An overview of the system might look something like the following:
Any signalling, communication, and synchronization mechanisms are completely up to you.
Your project submission will include a design document and copy of all source code. You will also need to schedule a demo with the TAs to show off your system's functionality, and to answer any questions about the design and implementation of your work.
The design document should outline everything developers need to know so that someone joining the team can learn all the architectural details and big-picture concepts.
At minimum it should include:
- A Use-Case Diagram along with descriptions of use cases and use case scenarios
- A Class Diagram outlining your code structure
- An Object Interaction Diagram to outline how the major components communicate
- Sequence Diagram(s) for any non-trivial interactions
- Descriptions of any communication protocols developed
- Function specifications for any useful "public" functions (i.e. public member functions, re-useable headers, etc...)
You should also prepare an executive summary for your firm's project manager to bring to Amazoom. It should be short enough so nobody will get bored, but informative enough that someone reading it will have a general understanding of the overall system design, as well as why your design stands out over the competition.
If submitting the project as an individual, you are required to design and implement the automated warehouse system as described above. For full marks, your warehouse automation must support
- a fixed warehouse layout
- a fixed number of warehouse robots, at least 4
- a fixed number of products, at least 5
For submissions by teams of two, we extend the warehouse design to include:
- flexible warehouse layouts (e.g. loaded from a file)
- a dynamic number of robots (i.e. can be added or removed while the system is running)

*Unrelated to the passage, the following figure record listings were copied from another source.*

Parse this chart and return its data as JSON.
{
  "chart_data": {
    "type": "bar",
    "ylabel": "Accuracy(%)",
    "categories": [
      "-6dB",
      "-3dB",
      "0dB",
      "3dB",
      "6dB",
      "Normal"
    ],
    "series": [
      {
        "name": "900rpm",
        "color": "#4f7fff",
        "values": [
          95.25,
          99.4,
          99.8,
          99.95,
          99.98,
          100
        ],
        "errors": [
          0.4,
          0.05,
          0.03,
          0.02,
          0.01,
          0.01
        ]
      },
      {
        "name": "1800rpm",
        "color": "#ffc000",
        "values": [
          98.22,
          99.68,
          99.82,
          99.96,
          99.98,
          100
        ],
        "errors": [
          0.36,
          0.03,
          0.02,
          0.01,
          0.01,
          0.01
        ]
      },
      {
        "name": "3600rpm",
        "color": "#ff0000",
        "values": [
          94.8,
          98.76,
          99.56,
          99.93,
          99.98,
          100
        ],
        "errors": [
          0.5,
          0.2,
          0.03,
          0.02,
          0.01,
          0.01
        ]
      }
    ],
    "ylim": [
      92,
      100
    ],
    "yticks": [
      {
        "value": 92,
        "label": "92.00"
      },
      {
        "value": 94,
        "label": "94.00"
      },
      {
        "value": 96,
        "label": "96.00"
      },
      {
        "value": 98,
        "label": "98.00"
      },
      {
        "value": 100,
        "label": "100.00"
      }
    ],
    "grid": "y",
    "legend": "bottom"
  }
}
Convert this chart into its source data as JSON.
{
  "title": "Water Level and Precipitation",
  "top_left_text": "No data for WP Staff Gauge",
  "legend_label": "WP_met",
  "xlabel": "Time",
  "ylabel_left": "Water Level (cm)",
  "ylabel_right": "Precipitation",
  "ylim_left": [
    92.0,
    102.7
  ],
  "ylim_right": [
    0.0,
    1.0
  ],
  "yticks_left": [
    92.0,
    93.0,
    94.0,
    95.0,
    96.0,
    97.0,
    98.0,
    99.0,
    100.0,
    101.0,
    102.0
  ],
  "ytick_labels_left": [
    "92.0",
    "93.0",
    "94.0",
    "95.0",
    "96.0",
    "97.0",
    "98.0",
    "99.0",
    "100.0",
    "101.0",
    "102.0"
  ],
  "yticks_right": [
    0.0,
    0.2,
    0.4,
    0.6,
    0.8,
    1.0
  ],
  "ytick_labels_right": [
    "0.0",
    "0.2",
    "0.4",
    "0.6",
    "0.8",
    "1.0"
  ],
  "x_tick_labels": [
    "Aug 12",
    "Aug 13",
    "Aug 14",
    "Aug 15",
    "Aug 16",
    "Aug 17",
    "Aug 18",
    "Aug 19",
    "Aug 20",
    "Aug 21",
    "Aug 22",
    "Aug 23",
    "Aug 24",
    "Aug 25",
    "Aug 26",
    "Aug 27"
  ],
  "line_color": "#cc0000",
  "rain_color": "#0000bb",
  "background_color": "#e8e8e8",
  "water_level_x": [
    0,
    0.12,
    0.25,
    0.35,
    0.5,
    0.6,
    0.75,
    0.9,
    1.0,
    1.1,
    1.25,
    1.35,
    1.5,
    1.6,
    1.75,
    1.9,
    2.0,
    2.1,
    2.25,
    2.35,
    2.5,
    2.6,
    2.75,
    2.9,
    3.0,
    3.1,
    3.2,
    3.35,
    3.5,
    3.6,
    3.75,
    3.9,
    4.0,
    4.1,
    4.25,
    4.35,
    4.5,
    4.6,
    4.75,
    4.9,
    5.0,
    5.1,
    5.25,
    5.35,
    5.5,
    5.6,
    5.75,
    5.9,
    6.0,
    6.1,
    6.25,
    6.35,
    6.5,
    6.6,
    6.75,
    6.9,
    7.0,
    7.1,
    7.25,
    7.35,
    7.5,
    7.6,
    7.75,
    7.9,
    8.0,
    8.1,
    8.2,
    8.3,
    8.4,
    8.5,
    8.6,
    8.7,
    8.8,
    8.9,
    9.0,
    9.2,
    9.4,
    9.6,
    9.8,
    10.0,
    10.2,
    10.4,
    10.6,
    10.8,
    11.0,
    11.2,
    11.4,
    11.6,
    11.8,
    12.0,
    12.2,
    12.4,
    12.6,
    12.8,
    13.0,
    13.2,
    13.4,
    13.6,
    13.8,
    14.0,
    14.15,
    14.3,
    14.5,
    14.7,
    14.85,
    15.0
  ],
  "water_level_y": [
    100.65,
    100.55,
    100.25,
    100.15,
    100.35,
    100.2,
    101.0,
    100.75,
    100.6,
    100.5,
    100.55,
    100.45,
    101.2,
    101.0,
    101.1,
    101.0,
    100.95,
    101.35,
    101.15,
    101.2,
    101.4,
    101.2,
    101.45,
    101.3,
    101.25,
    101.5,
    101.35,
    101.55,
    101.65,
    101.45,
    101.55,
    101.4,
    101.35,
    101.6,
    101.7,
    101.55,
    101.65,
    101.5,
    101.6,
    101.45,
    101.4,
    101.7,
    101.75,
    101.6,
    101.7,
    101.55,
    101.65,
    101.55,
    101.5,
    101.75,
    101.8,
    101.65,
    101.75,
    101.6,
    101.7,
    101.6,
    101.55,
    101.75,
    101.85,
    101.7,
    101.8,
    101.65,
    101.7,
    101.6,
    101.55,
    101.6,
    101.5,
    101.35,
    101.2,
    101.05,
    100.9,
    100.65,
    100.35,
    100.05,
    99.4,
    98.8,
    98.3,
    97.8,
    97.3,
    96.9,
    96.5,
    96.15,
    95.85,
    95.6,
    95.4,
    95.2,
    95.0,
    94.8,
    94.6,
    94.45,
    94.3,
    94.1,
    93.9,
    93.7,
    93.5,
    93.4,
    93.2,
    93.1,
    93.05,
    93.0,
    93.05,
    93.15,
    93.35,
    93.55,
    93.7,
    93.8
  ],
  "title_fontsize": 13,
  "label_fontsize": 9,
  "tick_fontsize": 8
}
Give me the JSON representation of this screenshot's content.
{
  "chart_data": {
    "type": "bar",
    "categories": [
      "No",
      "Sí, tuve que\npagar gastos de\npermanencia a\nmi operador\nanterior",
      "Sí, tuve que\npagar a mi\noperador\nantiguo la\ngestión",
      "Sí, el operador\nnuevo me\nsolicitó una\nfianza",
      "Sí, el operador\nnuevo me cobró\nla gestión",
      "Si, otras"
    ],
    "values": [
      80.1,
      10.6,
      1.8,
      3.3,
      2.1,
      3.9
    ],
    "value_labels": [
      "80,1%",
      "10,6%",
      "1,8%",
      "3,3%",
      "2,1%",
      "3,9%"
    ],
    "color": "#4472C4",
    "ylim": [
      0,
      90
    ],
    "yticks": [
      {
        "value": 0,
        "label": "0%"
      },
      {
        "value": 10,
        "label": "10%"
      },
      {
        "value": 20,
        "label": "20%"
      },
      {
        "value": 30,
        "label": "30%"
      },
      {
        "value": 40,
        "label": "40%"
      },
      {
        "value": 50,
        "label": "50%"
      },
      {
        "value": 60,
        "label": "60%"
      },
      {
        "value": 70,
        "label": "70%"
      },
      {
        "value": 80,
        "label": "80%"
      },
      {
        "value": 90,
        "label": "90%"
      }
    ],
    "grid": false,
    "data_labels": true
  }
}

- multiple clients connections sending orders to the webserver
Clients should be able to connect in an ad-hoc fashion, and each have a UI for placing orders. If an order cannot be completed due to lack of stock, a simple message back to the client is sufficient.
For teams of three, we extend the paired submission requirements to include a network of warehouses, and improved client functionality.
The individual warehouses should have some variability in terms of the items they hold. If an order cannot be fulfilled by a single warehouse, it should be split across multiple warehouses if possible.
Clients should have the ability to query how many of an item is in stock, reserve an item if in stock (e.g. by adding it to cart), and to place an order. Once items are reserved, the order should be guaranteed to be deliverable.
The grading scheme for this project is split as follows:
| Component | Grade |
|---|---|
| Overall System Design | 18 % |
| Requirements Satisfied | 10 % |
| Design Document | 26 % |
| Functional Implementation | 26 % |
| Testing | 10 % |
| Demo | 10 % |
| Extra features | 15 % |
All students within a group will be awarded the same mark. The final grade is at the discretion of the TAs and instructor.
The deadline for the project is the day of the last class, Dec 7th 8am PST via TurnItIn and Git (See announcment made on Nov 29 at 9:42pm in Canvas ). You must demo your project before the scheduled exam. There will be a dedicated time to demo your project. Details of the Demo session and its date will be announced later in November.